ロサンゼルスのスタートアップ「Robomart(ロボマート)」が、レベル4自律走行ロボットRM5を発表。複数品目を同時に届け、人的配送の約70%のコスト削減を目指す。
ロサンゼルスに拠点を置くロボマートが、最新の自律配送車「RM5」を披露した。最大500ポンド(約227kg)積載可能で、10個の個別ロッカーを備えた設計により、1台で複数の注文を同時に処理できる。この方式は配達効率を高め、結果として配達1件あたりの人的コストを最大で約70%削減することを目指す。
顧客は専用アプリから注文し、配送料は一律3ドル。マーキングやサービス料、チップは不要の明瞭な料金体系を採用し、従来の配達プラットフォームに比べて遙かに低コストでの利用を可能にする。RM5は1回の走行で複数店舗から品物を集め、動的にルートを設計して効率的な配送を実現する仕組みだ。
背景には創業者アリ・アーメドの経験がある。2015年に立ち上げた英国の配送プラットフォームが、人件費の高さで採算が取れなかったことから、自動化へ向けた解を探求し続けた結果が今回の仕組み。同社は2017年創業、2020年には移動する店舗を展開する「ストア・オン・ホイールズ」モデルを試行しており、今回のRM5はその延長線上にある進化形だ。
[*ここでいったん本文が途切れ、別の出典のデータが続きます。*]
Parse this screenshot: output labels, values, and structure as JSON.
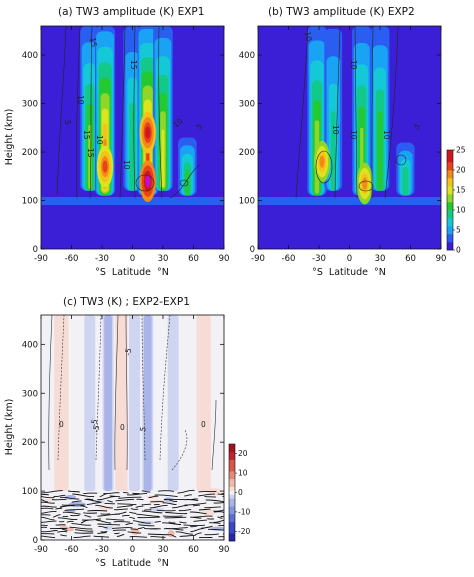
{
  "chart_data": [
    {
      "type": "heatmap",
      "panel": "a",
      "title": "(a) TW3 amplitude (K) EXP1",
      "xlabel": "°S  Latitude  °N",
      "ylabel": "Height (km)",
      "xlim": [
        -90,
        90
      ],
      "ylim": [
        0,
        460
      ],
      "xticks": [
        "-90",
        "-60",
        "-30",
        "0",
        "30",
        "60",
        "90"
      ],
      "yticks": [
        "0",
        "100",
        "200",
        "300",
        "400"
      ],
      "contour_labels": [
        "15",
        "15",
        "15",
        "10",
        "10",
        "10",
        "10",
        "15",
        "5",
        "5"
      ],
      "features": [
        {
          "lat": -42,
          "hmin": 120,
          "hmax": 460,
          "peak": 12
        },
        {
          "lat": -27,
          "hmin": 110,
          "hmax": 460,
          "peak": 18
        },
        {
          "lat": 0,
          "hmin": 120,
          "hmax": 460,
          "peak": 9
        },
        {
          "lat": 15,
          "hmin": 110,
          "hmax": 460,
          "peak": 20
        },
        {
          "lat": 30,
          "hmin": 120,
          "hmax": 460,
          "peak": 14
        },
        {
          "lat": 54,
          "hmin": 110,
          "hmax": 230,
          "peak": 10
        }
      ],
      "maxima": [
        {
          "lat": 15,
          "height": 140,
          "value": 25
        },
        {
          "lat": 15,
          "height": 240,
          "value": 22
        },
        {
          "lat": -27,
          "height": 170,
          "value": 20
        }
      ]
    },
    {
      "type": "heatmap",
      "panel": "b",
      "title": "(b) TW3 amplitude (K) EXP2",
      "xlabel": "°S  Latitude  °N",
      "ylabel": "",
      "xlim": [
        -90,
        90
      ],
      "ylim": [
        0,
        460
      ],
      "xticks": [
        "-90",
        "-60",
        "-30",
        "0",
        "30",
        "60",
        "90"
      ],
      "yticks": [
        "0",
        "100",
        "200",
        "300",
        "400"
      ],
      "contour_labels": [
        "10",
        "10",
        "10",
        "10",
        "10",
        "5"
      ],
      "colorbar": {
        "ticks": [
          "0",
          "5",
          "10",
          "15",
          "20",
          "25"
        ],
        "min": 0,
        "max": 25
      },
      "features": [
        {
          "lat": -32,
          "hmin": 110,
          "hmax": 460,
          "peak": 13
        },
        {
          "lat": -16,
          "hmin": 120,
          "hmax": 460,
          "peak": 8
        },
        {
          "lat": 12,
          "hmin": 110,
          "hmax": 460,
          "peak": 12
        },
        {
          "lat": 30,
          "hmin": 120,
          "hmax": 460,
          "peak": 11
        },
        {
          "lat": 55,
          "hmin": 110,
          "hmax": 220,
          "peak": 9
        }
      ],
      "maxima": [
        {
          "lat": -27,
          "height": 180,
          "value": 18
        },
        {
          "lat": 15,
          "height": 135,
          "value": 18
        }
      ]
    },
    {
      "type": "heatmap",
      "panel": "c",
      "title": "(c) TW3 (K) ; EXP2-EXP1",
      "xlabel": "°S  Latitude  °N",
      "ylabel": "Height (km)",
      "xlim": [
        -90,
        90
      ],
      "ylim": [
        0,
        460
      ],
      "xticks": [
        "-90",
        "-60",
        "-30",
        "0",
        "30",
        "60",
        "90"
      ],
      "yticks": [
        "0",
        "100",
        "200",
        "300",
        "400"
      ],
      "contour_labels": [
        "0",
        "-5",
        "0",
        "5",
        "-5",
        "0",
        "-5"
      ],
      "colorbar": {
        "ticks": [
          "-20",
          "-10",
          "0",
          "10",
          "20"
        ],
        "min": -25,
        "max": 25
      },
      "features": [
        {
          "lat": -70,
          "hmin": 100,
          "hmax": 460,
          "value": 1
        },
        {
          "lat": -42,
          "hmin": 100,
          "hmax": 460,
          "value": -3
        },
        {
          "lat": -24,
          "hmin": 100,
          "hmax": 460,
          "value": -5
        },
        {
          "lat": -10,
          "hmin": 100,
          "hmax": 460,
          "value": 2
        },
        {
          "lat": 2,
          "hmin": 100,
          "hmax": 460,
          "value": -3
        },
        {
          "lat": 15,
          "hmin": 100,
          "hmax": 460,
          "value": -6
        },
        {
          "lat": 40,
          "hmin": 100,
          "hmax": 460,
          "value": -3
        },
        {
          "lat": 70,
          "hmin": 100,
          "hmax": 460,
          "value": 1
        }
      ]
    }
  ]
}
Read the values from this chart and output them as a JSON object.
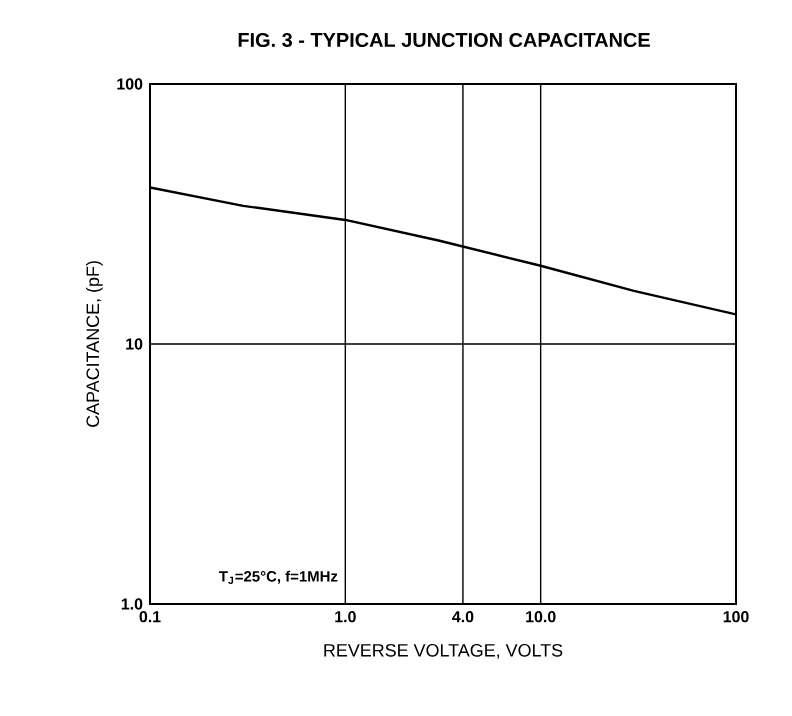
{
  "chart_data": {
    "type": "line",
    "title": "FIG. 3 - TYPICAL JUNCTION CAPACITANCE",
    "xlabel": "REVERSE VOLTAGE, VOLTS",
    "ylabel": "CAPACITANCE, (pF)",
    "annotations": [
      "T$_{J}$=25°C, f=1MHz"
    ],
    "x": [
      0.1,
      0.3,
      1,
      3,
      10,
      30,
      100
    ],
    "series": [
      {
        "color": "#000000",
        "values": [
          40,
          34,
          30,
          25,
          20,
          16,
          13
        ]
      }
    ],
    "log": "xy",
    "grid": true,
    "marker": "none",
    "line_style": "solid",
    "xlim": [
      0.1,
      100
    ],
    "ylim": [
      1,
      100
    ],
    "xticks": [
      0.1,
      {
        "value": 1,
        "label": "1.0"
      },
      {
        "value": 4,
        "label": "4.0"
      },
      {
        "value": 10,
        "label": "10.0"
      },
      100
    ],
    "yticks": [
      {
        "value": 1,
        "label": "1.0"
      },
      10,
      100
    ]
  }
}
資金調達は控えめながら、5世代のロボット開発を進める基盤を築いた。総額は500万ドル未満(報道ではほぼ400万ドル)で、Hustle FundやSOSV、Wasabi Venturesなどからの支援を受けている。今秋にはテキサス州オースティンで小売店のオンボーディングを開始し、サービスの展開が予定されている。
RM5の導入が進めば、小売業者は高い手数料に悩まされず、消費者は明瞭で安価な配送を享受できる。今後、都市部配送や小売・飲食業界において、自律型ロボットの導入が加速する可能性が高い。